Investors’ Rights Agreement (IRA)
The Investors’ Rights Agreement (IRA) is another NVCA form that usually sets forth the Registration Rights, Information Rights, and Preemptive Rights of the Preferred Stockholders, among other potential covenants. “Registration Rights” are a contractual right to participate in a public offering of the company’s securities or the right to force the same. “Information Rights” provide the Preferred Stockholders with the privilege to access details related to the company’s financial health. “Preemptive Rights” provided specific investors with a right to purchase shares in a future round to protect their current holdings from dilution.
Voting Agreement
The Voting Agreement is a NVCA model term sheet document that generally provides for:
- The structure of the board of directors of the company, following the financing round, including the election/removal process
- Drag-Along Rights – These rights provide that upon certain stipulated approvals, all parties entitled to a vote shall vote in favor of a sale of the company, consent to the terms of the deal, and refrain from exercising any “dissenters’ rights”.

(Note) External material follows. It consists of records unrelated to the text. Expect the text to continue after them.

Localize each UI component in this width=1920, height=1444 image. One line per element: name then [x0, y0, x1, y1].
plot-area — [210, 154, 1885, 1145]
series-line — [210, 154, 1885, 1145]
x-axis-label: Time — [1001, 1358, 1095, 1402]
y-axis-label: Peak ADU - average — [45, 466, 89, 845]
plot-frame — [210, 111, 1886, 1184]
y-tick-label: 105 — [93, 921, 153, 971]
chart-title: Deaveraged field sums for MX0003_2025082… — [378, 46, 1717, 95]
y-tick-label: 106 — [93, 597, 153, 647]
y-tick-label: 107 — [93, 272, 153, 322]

Right of First Refusal and Co-Sale Agreement
As the name suggests, the Right of First Refusal and Co-Sale Agreement normally consists of two primary rights:
- The Right of First Refusal – This right provides that stockholders (or some subset thereof) have to by law, first offer to sell their shares to the company and/or the Preferred shareholders before the equity can be offered to a third party; and
- The Co-Sale Right – This is the right to “tag-along” and participate in the negotiated terms of another stockholder’s sale of equity on a proportional basis.
NVCA Term Sheet
The NVCA term sheet template is used by many companies and is one of the main NVCA model documents. The requirements are grouped according to the specific model document in which these provisions might be found. Even though the NVCA term sheet is longer than any other VC term sheet, the basic goal is to offer a level of great detail that will make the term sheet useful as:
- A roadmap for the document drafters; and
- A reference for the people in the company to find all the deal terms without the need to go through any legal documents to understand them.
Note: The NVCA term sheet should not be considered as a legal advice document. The NVCA term sheet sample just works as a guide in preparing all the other documents for your funding ventures.
What does the NVCA Term sheet include?
The NVCA term sheet includes all the deal terms that the company will use for preparing its model funding documents. It is not a glossary but does act like one. Its aim is to reduce the overall time spent in drafting such documents and, in turn, respect the efforts everyone, including the investor, puts in. It is important to note that the NVCA term sheet is not a binding agreement and should not be used as one.
Moreover, the term sheet by NVCA is not a commitment to invest in the company. It is modified on the completion of legal review, due diligence, and documentation that satisfies the investors. And the term sheet has to be governed by all the respective laws of the state in which it is used.
Term Sheet Template
NVCA and Aumni have come into partnership and have recently released a new version of the NVCA model term sheet. It has been named the Enhanced Model Term Sheet v2.0., and has many additional parts that have been built upon the original term sheet that was introduced in 2020. Since its launch, it has been the product of the largest investigation of private venture agreement term data to date.